There have been highs at Toastmasters – this was definitely my lowest low.
~
This week, Caroline was Toastmaster, and she showed me how to do it. Apparently, she’d stepped in at the last minute; that made it all the more impressive.
Like me, she used the d71.org website to generate an agenda. Unlike me, she started with a proper introduction.
In fact, she introduced the evening beautifully, and gave the whole evening a sense of balance and poise. There was a moment of doubt as to where the break should come in the plan, but she handled beautifully.
I got a chance to redeem myself too. Eric (the GE from the previous week) was Table Topics Master. He very kindly warned me that he’d ask me to come up and give a Table Topics speech. I was prepared in advance.
The general topic was “Role Models”. Most of the topics were very difficult, and Eric chose some of our most experienced Toastmasters to deliver them. However, he kindly gave me one of the easier ones, and he gave me plenty of time to prepare myself by giving me a long introduction.
My topic was “My Role Model, from the Worlds of Business or Sport”.
I started by telling the audience,
I know what you’re thinking.
You’re thinking, ‘Who can this fine figure of a man possibly have to look up to? What example can there be for him, when he’s already the finished model?’

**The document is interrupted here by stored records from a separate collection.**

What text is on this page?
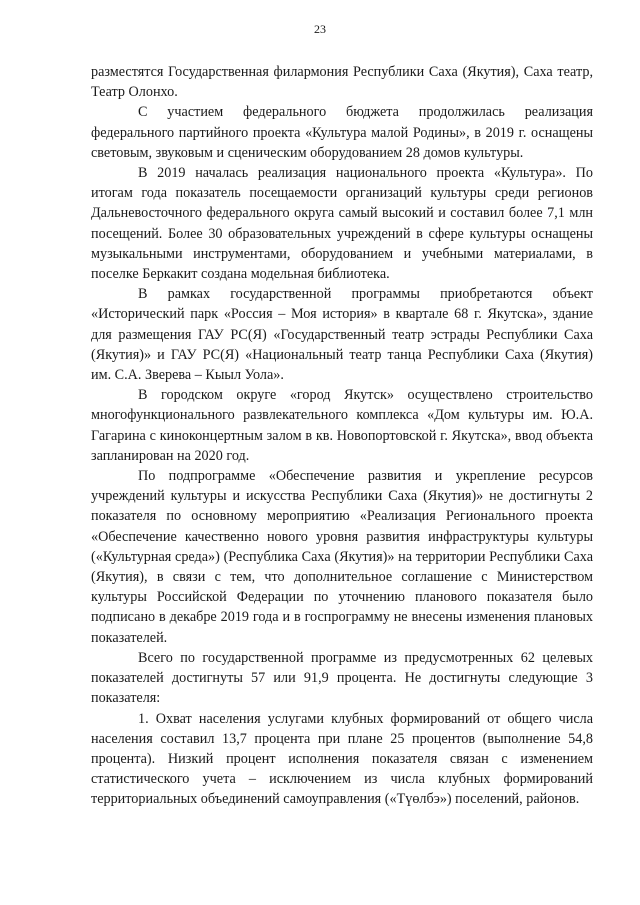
23

разместятся Государственная филармония Республики Саха (Якутия), Саха театр, Театр Олонхо.

С участием федерального бюджета продолжилась реализация федерального партийного проекта «Культура малой Родины», в 2019 г. оснащены световым, звуковым и сценическим оборудованием 28 домов культуры.

В 2019 началась реализация национального проекта «Культура». По итогам года показатель посещаемости организаций культуры среди регионов Дальневосточного федерального округа самый высокий и составил более 7,1 млн посещений. Более 30 образовательных учреждений в сфере культуры оснащены музыкальными инструментами, оборудованием и учебными материалами, в поселке Беркакит создана модельная библиотека.

В рамках государственной программы приобретаются объект «Исторический парк «Россия – Моя история» в квартале 68 г. Якутска», здание для размещения ГАУ РС(Я) «Государственный театр эстрады Республики Саха (Якутия)» и ГАУ РС(Я) «Национальный театр танца Республики Саха (Якутия) им. С.А. Зверева – Кыыл Уола».

В городском округе «город Якутск» осуществлено строительство многофункционального развлекательного комплекса «Дом культуры им. Ю.А. Гагарина с киноконцертным залом в кв. Новопортовской г. Якутска», ввод объекта запланирован на 2020 год.

По подпрограмме «Обеспечение развития и укрепление ресурсов учреждений культуры и искусства Республики Саха (Якутия)» не достигнуты 2 показателя по основному мероприятию «Реализация Регионального проекта «Обеспечение качественно нового уровня развития инфраструктуры культуры («Культурная среда») (Республика Саха (Якутия)» на территории Республики Саха (Якутия), в связи с тем, что дополнительное соглашение с Министерством культуры Российской Федерации по уточнению планового показателя было подписано в декабре 2019 года и в госпрограмму не внесены изменения плановых показателей.

Всего по государственной программе из предусмотренных 62 целевых показателей достигнуты 57 или 91,9 процента. Не достигнуты следующие 3 показателя:

1. Охват населения услугами клубных формирований от общего числа населения составил 13,7 процента при плане 25 процентов (выполнение 54,8 процента). Низкий процент исполнения показателя связан с изменением статистического учета – исключением из числа клубных формирований территориальных объединений самоуправления («Түөлбэ») поселений, районов.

Well, you might be surprised but, actually, there is someone…
Then I talked about Richard Branson. I talked about his autobiography (which I’d read), his brutal honesty and how I admire the mood he fosters in other people. It was the first time I’d ever given a Table Topics speech that was completely on-topic.
They laughed at the start, and looked entertained throughout. At the end of the evening, I found I’d won the vote. I’d never won Table Topics before; I’ve always found this hard. I was delighted.
I left the club feeling on top of the world. I was floating on air.